For most of us, it’s easy to toss, recycle or donate duplicate household furnishings, old kids’ toys and clothing we no longer wear or need.
But how about those boxes of vacation photos (taken with actual cameras)? Physical vestiges from former careers such as uniforms? The Mothers or Fathers Day gifts made by your now-grown child?
Those items aren’t so blithely pitched into a discard pile. The emotional attachment and memories we harbor over sentimental “junk” can make it difficult to blaze ahead with restorative, clutter-busting projects.
But if you’re preparing to move into a new custom Florida home, now is the best time to do it. The key to sifting those memories and dear-old items, is to consider them from your current viewpoint, not from the past.
Check out our tips for how to clear the toughest clutter.
Stuff with big price tags
We’ve all been here. The cowboy boots we bought out west, that pinch our feet. The black-tie dress worn once, now outgrown.
And it’s not only clothing.
Pricey, task-specific kitchen appliances (are you over your juicing phase?). Obsolete furniture. The raft of 50-percent-off holiday ornaments bought five years ago, price tags still attached.
We dropped significant dough on this stuff and think jettisoning it confirms our bad investment.
So face it head-on. Ease the pain by selling what’s salable at consignment shops, eBay, Craigslist, etc., and donate items you can’t sale. Someone will get some good out of it.
That’s not a total loss.
Stuff from life experiences
See the aforementioned cowboy boots.
Travelers tend to bring home mementos, which can include anything from photos to books to furniture. Anyone with years into a chosen career, quickly accumulates tools of their trades.
If you’ve ever considered compiling a scrapbook, you likely have more than enough material waiting in drawers, boxes and bins.

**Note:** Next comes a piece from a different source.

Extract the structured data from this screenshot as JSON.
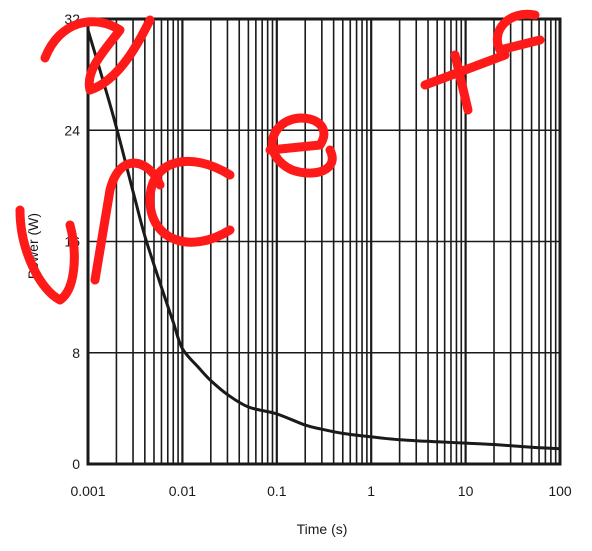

The problem? Saying, “Someday I’ll do a scrapbook.”
Now’s a great time! It’s a fun, enlightening way to bust this kind of clutter, especially if you do it with friends or family members who participated, and appreciate the I-remember-when stories.
Use only your best mementos and discard duplicates — or give them to friends and family members for their scrapbooks.
Feel lighter already?
Stuff you get emotional about
This is the toughie. Let’s face it together.
The first set of dishes you and your spouse or partner, bought together. Your kids’ baby shoes. Gifts and inherited items that aren’t your style, from people who are now deceased.
Every time you examine items in this category, you must weather those emotions. Plus, a lot of items are no longer usable.
The solution? Pare down their emotional hold. Give the baby shoes to your kids to pass down to their kids.
Keep one dish and donate the rest. Same for Grandma’s afghan collection.
Take photos of everything you can store digitally. Let most of it go!